Apa itu Aset Intangible?
Aset intangible adalah aset yang tidak berwujud atau tidak memiliki wujud fisik. Niat baik, pengakuan merek, dan kekayaan intelektual seperti paten, merek dagang, dan hak cipta, semuanya termasuk dalam kategori aset intangible. Aset intangible berbeda dengan aset tangible, yang mencakup tanah, kendaraan, peralatan, dan inventaris. Selain itu, aset keuangan seperti saham dan obligasi, yang nilainya didasarkan pada klaim kontraktual, juga dianggap sebagai aset tangible. Meskipun aset intangible tidak memiliki nilai fisik yang terlihat seperti pabrik atau peralatan, aset ini dapat memiliki nilai yang signifikan bagi perusahaan dan sangat penting untuk keberhasilan atau kegagalan jangka panjang.
Evaluasi Aset Intangible
Sebuah bisnis dapat menciptakan atau memperoleh aset intangible. Misalnya, bisnis dapat menciptakan daftar milis untuk klien atau memperoleh paten. Jika bisnis menciptakan aset intangible, biaya yang terkait dengan proses penciptaan tersebut dapat dihapuskan, seperti biaya pengajuan paten, biaya pengacara, dan biaya terkait lainnya.

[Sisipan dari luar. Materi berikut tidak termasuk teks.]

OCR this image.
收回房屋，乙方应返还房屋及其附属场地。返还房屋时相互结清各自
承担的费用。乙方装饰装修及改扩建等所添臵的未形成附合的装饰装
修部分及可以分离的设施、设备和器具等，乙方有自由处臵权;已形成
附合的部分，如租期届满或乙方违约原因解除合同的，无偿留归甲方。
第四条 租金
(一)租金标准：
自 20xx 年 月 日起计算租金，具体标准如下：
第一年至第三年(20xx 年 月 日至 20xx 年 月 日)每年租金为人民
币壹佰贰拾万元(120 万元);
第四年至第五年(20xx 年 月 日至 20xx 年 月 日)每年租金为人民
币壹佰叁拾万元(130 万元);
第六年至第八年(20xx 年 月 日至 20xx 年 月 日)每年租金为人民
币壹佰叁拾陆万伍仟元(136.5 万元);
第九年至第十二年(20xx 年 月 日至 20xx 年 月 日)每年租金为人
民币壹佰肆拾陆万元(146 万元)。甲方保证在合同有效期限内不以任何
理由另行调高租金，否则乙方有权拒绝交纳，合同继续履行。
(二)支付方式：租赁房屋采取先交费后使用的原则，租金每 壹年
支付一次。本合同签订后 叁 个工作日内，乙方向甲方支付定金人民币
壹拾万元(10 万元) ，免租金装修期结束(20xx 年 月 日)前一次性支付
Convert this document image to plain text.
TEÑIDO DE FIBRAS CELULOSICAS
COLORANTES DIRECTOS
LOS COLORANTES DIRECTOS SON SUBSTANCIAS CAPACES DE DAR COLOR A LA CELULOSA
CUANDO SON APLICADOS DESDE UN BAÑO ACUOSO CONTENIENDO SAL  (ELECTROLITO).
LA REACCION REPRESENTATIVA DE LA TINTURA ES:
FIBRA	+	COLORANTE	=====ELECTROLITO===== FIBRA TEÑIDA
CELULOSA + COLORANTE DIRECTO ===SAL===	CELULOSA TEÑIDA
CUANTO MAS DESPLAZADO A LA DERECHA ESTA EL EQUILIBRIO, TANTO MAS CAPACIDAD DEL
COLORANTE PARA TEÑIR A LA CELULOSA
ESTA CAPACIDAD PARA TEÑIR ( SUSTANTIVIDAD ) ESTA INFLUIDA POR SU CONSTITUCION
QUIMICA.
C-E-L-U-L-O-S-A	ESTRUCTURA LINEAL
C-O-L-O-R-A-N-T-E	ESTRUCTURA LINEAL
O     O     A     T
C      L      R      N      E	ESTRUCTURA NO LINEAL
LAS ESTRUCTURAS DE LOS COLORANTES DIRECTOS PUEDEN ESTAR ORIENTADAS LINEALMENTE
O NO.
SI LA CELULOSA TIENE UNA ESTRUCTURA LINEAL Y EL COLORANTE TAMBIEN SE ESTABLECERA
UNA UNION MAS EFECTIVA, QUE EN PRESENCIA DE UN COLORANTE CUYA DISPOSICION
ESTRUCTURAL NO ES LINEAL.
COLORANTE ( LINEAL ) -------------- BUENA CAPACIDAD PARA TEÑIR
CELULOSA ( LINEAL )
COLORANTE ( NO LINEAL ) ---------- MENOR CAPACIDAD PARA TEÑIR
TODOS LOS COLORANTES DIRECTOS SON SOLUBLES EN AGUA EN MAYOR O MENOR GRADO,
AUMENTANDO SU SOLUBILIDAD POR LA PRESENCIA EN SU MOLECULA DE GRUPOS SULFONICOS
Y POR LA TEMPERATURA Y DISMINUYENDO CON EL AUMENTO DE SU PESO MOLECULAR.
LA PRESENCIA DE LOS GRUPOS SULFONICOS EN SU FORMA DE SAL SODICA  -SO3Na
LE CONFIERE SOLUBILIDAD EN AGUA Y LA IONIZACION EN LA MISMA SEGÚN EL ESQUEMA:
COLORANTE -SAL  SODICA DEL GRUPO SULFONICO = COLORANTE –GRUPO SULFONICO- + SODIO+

Selain itu, semua biaya yang terjadi selama penciptaan aset intangible tersebut dianggap sebagai beban. Namun, aset intangible yang diciptakan oleh perusahaan tidak akan tercantum dalam neraca dan tidak memiliki nilai buku yang tercatat. Oleh karena itu, ketika suatu perusahaan dibeli, seringkali harga pembelian melebihi nilai buku aset yang tercantum dalam neraca. Perusahaan pembeli akan mencatat premi yang dibayarkan sebagai aset intangible dalam neracanya.